INVESTIGADORES
IGLESIAS Ari
congresos y reuniones científicas
Título:
Discovery of Papuacedrus (Cupressaceae, Libocedrinae) in Eocene Patagonia Clarifies the Southern Rainforest Enigma
Autor/es:
WILF PETER; STEFAN LITTLE; ARI IGLESIAS
Lugar:
Vancouver, Canada
Reunión:
Congreso; Botanic Society of America annual meeting; 2008
Institución organizadora:
Botanic Society of America
Resumen:
The early
Eocene Laguna del Hunco (LH) and middle Eocene Río Pichileufú (RP) compression
floras from Patagonia, Argentina are diverse, angiosperm-dominated assemblages
from lowland, caldera-lake environments. They contain lineages now found in the
tropical West Pacific, the Neotropics, and the Andean-Patagonian temperate
rainforests. Leaf size data from our recent collections indicate annual
precipitation > 1 m; Gymnostoma (LH) and drought-intolerant
Podocarpaceae genera (LH, RP) also support high rainfall. However, Libocedrus
prechilensis Berry 1938 is apparently affiliated with dry biomes: the name
reflects similarity to an extant Patagonian endemic, Austrocedrus (then Libocedrus)
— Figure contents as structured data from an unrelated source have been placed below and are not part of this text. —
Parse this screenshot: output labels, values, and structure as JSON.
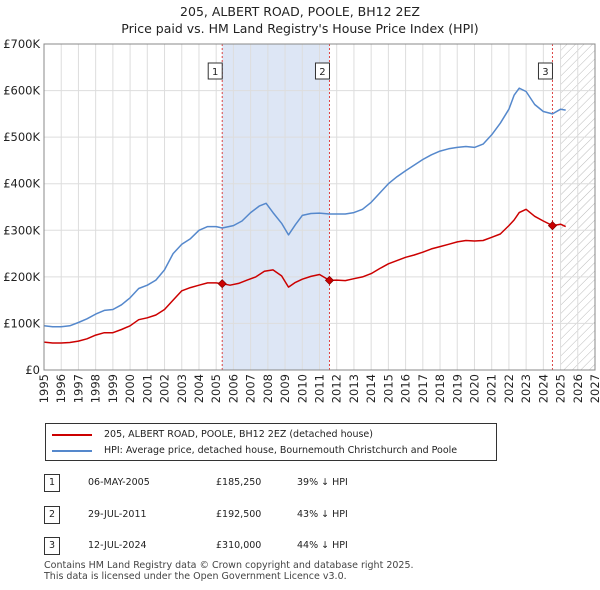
{
  "title": {
    "line1": "205, ALBERT ROAD, POOLE, BH12 2EZ",
    "line2": "Price paid vs. HM Land Registry's House Price Index (HPI)"
  },
  "colors": {
    "property": "#cc0000",
    "hpi": "#5588cc",
    "shade": "#dde6f5",
    "grid": "#dddddd",
    "event_line": "#dd4444"
  },
  "chart_data": {
    "type": "line",
    "xlim": [
      1995,
      2027
    ],
    "ylim": [
      0,
      700000
    ],
    "x_ticks": [
      "1995",
      "1996",
      "1997",
      "1998",
      "1999",
      "2000",
      "2001",
      "2002",
      "2003",
      "2004",
      "2005",
      "2006",
      "2007",
      "2008",
      "2009",
      "2010",
      "2011",
      "2012",
      "2013",
      "2014",
      "2015",
      "2016",
      "2017",
      "2018",
      "2019",
      "2020",
      "2021",
      "2022",
      "2023",
      "2024",
      "2025",
      "2026",
      "2027"
    ],
    "y_ticks": [
      {
        "value": 0,
        "label": "£0"
      },
      {
        "value": 100000,
        "label": "£100K"
      },
      {
        "value": 200000,
        "label": "£200K"
      },
      {
        "value": 300000,
        "label": "£300K"
      },
      {
        "value": 400000,
        "label": "£400K"
      },
      {
        "value": 500000,
        "label": "£500K"
      },
      {
        "value": 600000,
        "label": "£600K"
      },
      {
        "value": 700000,
        "label": "£700K"
      }
    ],
    "shaded_periods": [
      [
        2005.35,
        2011.58
      ]
    ],
    "forecast_start": 2025.0,
    "series": [
      {
        "name": "205, ALBERT ROAD, POOLE, BH12 2EZ (detached house)",
        "key": "property",
        "x": [
          1995.0,
          1995.5,
          1996.0,
          1996.5,
          1997.0,
          1997.5,
          1998.0,
          1998.5,
          1999.0,
          1999.5,
          2000.0,
          2000.5,
          2001.0,
          2001.5,
          2002.0,
          2002.5,
          2003.0,
          2003.5,
          2004.0,
          2004.5,
          2005.0,
          2005.35,
          2005.8,
          2006.3,
          2006.8,
          2007.3,
          2007.8,
          2008.3,
          2008.8,
          2009.2,
          2009.6,
          2010.0,
          2010.5,
          2011.0,
          2011.58,
          2012.0,
          2012.5,
          2013.0,
          2013.5,
          2014.0,
          2014.5,
          2015.0,
          2015.5,
          2016.0,
          2016.5,
          2017.0,
          2017.5,
          2018.0,
          2018.5,
          2019.0,
          2019.5,
          2020.0,
          2020.5,
          2021.0,
          2021.5,
          2022.0,
          2022.3,
          2022.6,
          2023.0,
          2023.5,
          2024.0,
          2024.53,
          2025.0,
          2025.3
        ],
        "y": [
          60000,
          58000,
          58000,
          59000,
          62000,
          67000,
          75000,
          80000,
          80000,
          87000,
          95000,
          108000,
          112000,
          118000,
          130000,
          150000,
          170000,
          177000,
          182000,
          187000,
          187000,
          185250,
          182000,
          186000,
          193000,
          200000,
          212000,
          215000,
          202000,
          178000,
          188000,
          195000,
          201000,
          205000,
          192500,
          193000,
          192000,
          196000,
          200000,
          207000,
          218000,
          228000,
          235000,
          242000,
          247000,
          253000,
          260000,
          265000,
          270000,
          275000,
          278000,
          277000,
          278000,
          285000,
          292000,
          310000,
          322000,
          338000,
          345000,
          330000,
          320000,
          310000,
          313000,
          308000
        ]
      },
      {
        "name": "HPI: Average price, detached house, Bournemouth Christchurch and Poole",
        "key": "hpi",
        "x": [
          1995.0,
          1995.5,
          1996.0,
          1996.5,
          1997.0,
          1997.5,
          1998.0,
          1998.5,
          1999.0,
          1999.5,
          2000.0,
          2000.5,
          2001.0,
          2001.5,
          2002.0,
          2002.5,
          2003.0,
          2003.5,
          2004.0,
          2004.5,
          2005.0,
          2005.35,
          2006.0,
          2006.5,
          2007.0,
          2007.5,
          2007.9,
          2008.3,
          2008.8,
          2009.2,
          2009.6,
          2010.0,
          2010.5,
          2011.0,
          2011.58,
          2012.0,
          2012.5,
          2013.0,
          2013.5,
          2014.0,
          2014.5,
          2015.0,
          2015.5,
          2016.0,
          2016.5,
          2017.0,
          2017.5,
          2018.0,
          2018.5,
          2019.0,
          2019.5,
          2020.0,
          2020.5,
          2021.0,
          2021.5,
          2022.0,
          2022.3,
          2022.6,
          2023.0,
          2023.5,
          2024.0,
          2024.53,
          2025.0,
          2025.3
        ],
        "y": [
          95000,
          93000,
          93000,
          95000,
          102000,
          110000,
          120000,
          128000,
          130000,
          140000,
          155000,
          175000,
          182000,
          193000,
          215000,
          250000,
          270000,
          282000,
          300000,
          308000,
          308000,
          305000,
          310000,
          320000,
          338000,
          352000,
          358000,
          338000,
          315000,
          290000,
          312000,
          332000,
          336000,
          337000,
          335000,
          335000,
          335000,
          338000,
          345000,
          360000,
          380000,
          400000,
          415000,
          428000,
          440000,
          452000,
          462000,
          470000,
          475000,
          478000,
          480000,
          478000,
          485000,
          505000,
          530000,
          560000,
          590000,
          605000,
          598000,
          570000,
          555000,
          550000,
          560000,
          558000
        ]
      }
    ],
    "sale_markers": [
      {
        "label": "1",
        "x": 2005.35,
        "y": 185250
      },
      {
        "label": "2",
        "x": 2011.58,
        "y": 192500
      },
      {
        "label": "3",
        "x": 2024.53,
        "y": 310000
      }
    ]
  },
  "legend": {
    "property_label": "205, ALBERT ROAD, POOLE, BH12 2EZ (detached house)",
    "hpi_label": "HPI: Average price, detached house, Bournemouth Christchurch and Poole"
  },
  "sales": [
    {
      "num": "1",
      "date": "06-MAY-2005",
      "price": "£185,250",
      "hpi_diff": "39% ↓ HPI"
    },
    {
      "num": "2",
      "date": "29-JUL-2011",
      "price": "£192,500",
      "hpi_diff": "43% ↓ HPI"
    },
    {
      "num": "3",
      "date": "12-JUL-2024",
      "price": "£310,000",
      "hpi_diff": "44% ↓ HPI"
    }
  ],
  "footer": {
    "line1": "Contains HM Land Registry data © Crown copyright and database right 2025.",
    "line2": "This data is licensed under the Open Government Licence v3.0."
  }
}
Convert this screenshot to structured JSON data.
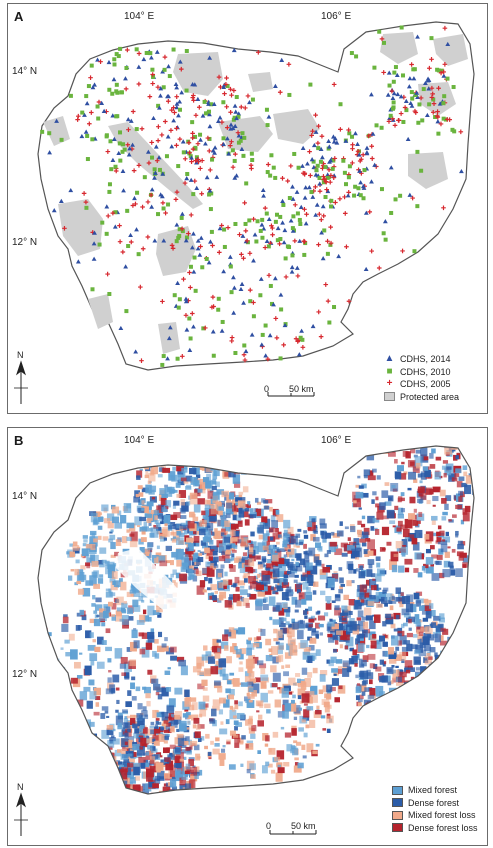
{
  "panel_a": {
    "letter": "A",
    "lon_labels": [
      "104° E",
      "106° E"
    ],
    "lat_labels": [
      "14° N",
      "12° N"
    ],
    "north": "N",
    "scale": {
      "zero": "0",
      "dist": "50 km"
    },
    "legend": [
      {
        "label": "CDHS, 2014",
        "symbol": "triangle",
        "color": "#2f4fa2"
      },
      {
        "label": "CDHS, 2010",
        "symbol": "square",
        "color": "#6ab43e"
      },
      {
        "label": "CDHS, 2005",
        "symbol": "cross",
        "color": "#d7282f"
      },
      {
        "label": "Protected area",
        "symbol": "box",
        "color": "#d0d0d0"
      }
    ]
  },
  "panel_b": {
    "letter": "B",
    "lon_labels": [
      "104° E",
      "106° E"
    ],
    "lat_labels": [
      "14° N",
      "12° N"
    ],
    "north": "N",
    "scale": {
      "zero": "0",
      "dist": "50 km"
    },
    "legend": [
      {
        "label": "Mixed forest",
        "color": "#5d9fd3"
      },
      {
        "label": "Dense forest",
        "color": "#2b5ca8"
      },
      {
        "label": "Mixed forest loss",
        "color": "#f0a98a"
      },
      {
        "label": "Dense forest loss",
        "color": "#b5232d"
      }
    ]
  }
}
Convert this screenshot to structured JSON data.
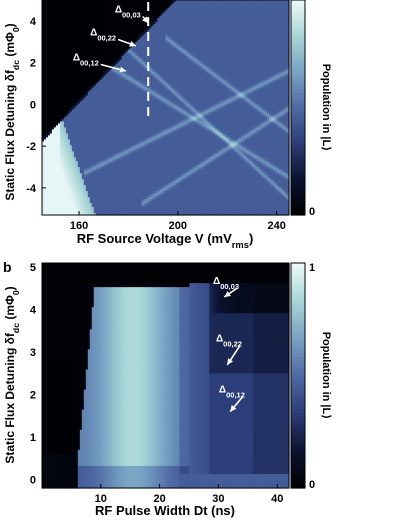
{
  "colormap": {
    "stops": [
      "#000000",
      "#0b1330",
      "#2c3d78",
      "#4f6aa5",
      "#79a3c4",
      "#a8d6d6",
      "#eefafa"
    ],
    "range": [
      0,
      1
    ]
  },
  "chart_data": [
    {
      "type": "heatmap",
      "panel_label": "",
      "title": "",
      "xlabel_parts": [
        [
          "RF Source Voltage V (mV",
          false
        ],
        [
          "rms",
          true
        ],
        [
          ")",
          false
        ]
      ],
      "ylabel_parts": [
        [
          "Static Flux Detuning δf",
          false
        ],
        [
          "dc",
          true
        ],
        [
          " (mΦ",
          false
        ],
        [
          "0",
          true
        ],
        [
          ")",
          false
        ]
      ],
      "xlim": [
        145,
        245
      ],
      "ylim": [
        -5.3,
        5.0
      ],
      "x_ticks": [
        160,
        200,
        240
      ],
      "x_tick_labels": [
        "160",
        "200",
        "240"
      ],
      "y_ticks": [
        -4,
        -2,
        0,
        2,
        4
      ],
      "y_tick_labels": [
        "-4",
        "-2",
        "0",
        "2",
        "4"
      ],
      "colorbar": {
        "label": "Population in |L⟩",
        "tick_labels": [
          "",
          "0"
        ],
        "ticks": [
          1,
          0
        ]
      },
      "annotations": [
        {
          "label": "Δ",
          "subscript": "00,03",
          "x": 185,
          "y": 4.4,
          "arrow_to": [
            188,
            3.9
          ]
        },
        {
          "label": "Δ",
          "subscript": "00,22",
          "x": 175,
          "y": 3.3,
          "arrow_to": [
            183,
            2.8
          ]
        },
        {
          "label": "Δ",
          "subscript": "00,12",
          "x": 168,
          "y": 2.1,
          "arrow_to": [
            179,
            1.6
          ]
        }
      ],
      "marker_line": {
        "x": 188,
        "style": "dashed"
      },
      "features": {
        "bright_diamond_vertex_x": 152,
        "bright_diamond_vertex_y": -0.35,
        "upper_dark_boundary_slope": 0.125,
        "upper_boundary_start": [
          157,
          -0.3
        ],
        "resonance_lines": [
          {
            "from": [
              162,
              -3.3
            ],
            "to": [
              245,
              1.6
            ]
          },
          {
            "from": [
              185,
              -4.8
            ],
            "to": [
              245,
              -0.2
            ]
          },
          {
            "from": [
              170,
              2.0
            ],
            "to": [
              245,
              -3.5
            ]
          },
          {
            "from": [
              195,
              3.2
            ],
            "to": [
              245,
              -1.3
            ]
          },
          {
            "from": [
              160,
              4.8
            ],
            "to": [
              245,
              -4.5
            ]
          }
        ]
      }
    },
    {
      "type": "heatmap",
      "panel_label": "b",
      "title": "",
      "xlabel": "RF Pulse Width Dt (ns)",
      "ylabel_parts": [
        [
          "Static Flux Detuning δf",
          false
        ],
        [
          "dc",
          true
        ],
        [
          " (mΦ",
          false
        ],
        [
          "0",
          true
        ],
        [
          ")",
          false
        ]
      ],
      "xlim": [
        0,
        42
      ],
      "ylim": [
        -0.2,
        5.1
      ],
      "x_ticks": [
        10,
        20,
        30,
        40
      ],
      "x_tick_labels": [
        "10",
        "20",
        "30",
        "40"
      ],
      "y_ticks": [
        0,
        1,
        2,
        3,
        4,
        5
      ],
      "y_tick_labels": [
        "0",
        "1",
        "2",
        "3",
        "4",
        "5"
      ],
      "colorbar": {
        "label": "Population in |L⟩",
        "tick_labels": [
          "1",
          "0"
        ],
        "ticks": [
          1,
          0
        ]
      },
      "annotations": [
        {
          "label": "Δ",
          "subscript": "00,03",
          "x": 33.5,
          "y": 4.6,
          "arrow_to": [
            31,
            4.3
          ]
        },
        {
          "label": "Δ",
          "subscript": "00,22",
          "x": 34,
          "y": 3.25,
          "arrow_to": [
            31.5,
            2.7
          ]
        },
        {
          "label": "Δ",
          "subscript": "00,12",
          "x": 34.5,
          "y": 2.05,
          "arrow_to": [
            32,
            1.6
          ]
        }
      ],
      "features": {
        "pulse_start_ns": 6,
        "pulse_end_ns": 25,
        "plateau_top": 4.55,
        "flat_bright_level": 0.82,
        "post_pulse_level": 0.35
      }
    }
  ]
}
chilensis, which inhabits cold steppe to northern Mediterranean
climates. The holotype (RP), a vegetative branch, was the sole South American
fossil reliably assigned to Libocedrinae Farjon, comprised of Austrocedrus,
Libocedrus (New Zealand, New Caledonia), Papuacedrus (New Guinea and
Moluccas), and Pilgerodendron (Southern Andes).
New
specimens referable to L. prechilensis (30 LH, 3 RP) preserve diagnostic
characters not of Austrocedrus, but of Papuacedrus, including:
large (to 10 mm length, juvenile type) lateral leaves in fused pairs, with
convex bases, sharp-pointed, spreading free tips, darkened margins, and
conspicuous resin ducts; smaller (to 0.3 mm), keeled facial leaves with
comblike marginal flanges; and Florin rings in discontinuous rows. An attached
seed cone (3.5 x 2.8 mm) has two decussate, unequally-sized pairs of cone
scales, with a bract tip preserved near the center of an upper cone scale from
which surface rugosities radiate both basally and apically. The previous fossil
record of Papuacedrus is based on leaves with cuticle from the
Oligocene-Miocene of Tasmania and the Miocene of New Zealand. The sole extant
species, P. papuana, is most prevalent in New Guinea cloud
forests receiving up to 4 m rainfall annually. Thus, our pending new
combination removes a dry-biome indicator for Eocene Patagonia and adds a link
to tropical, West Pacific, montane rainforest.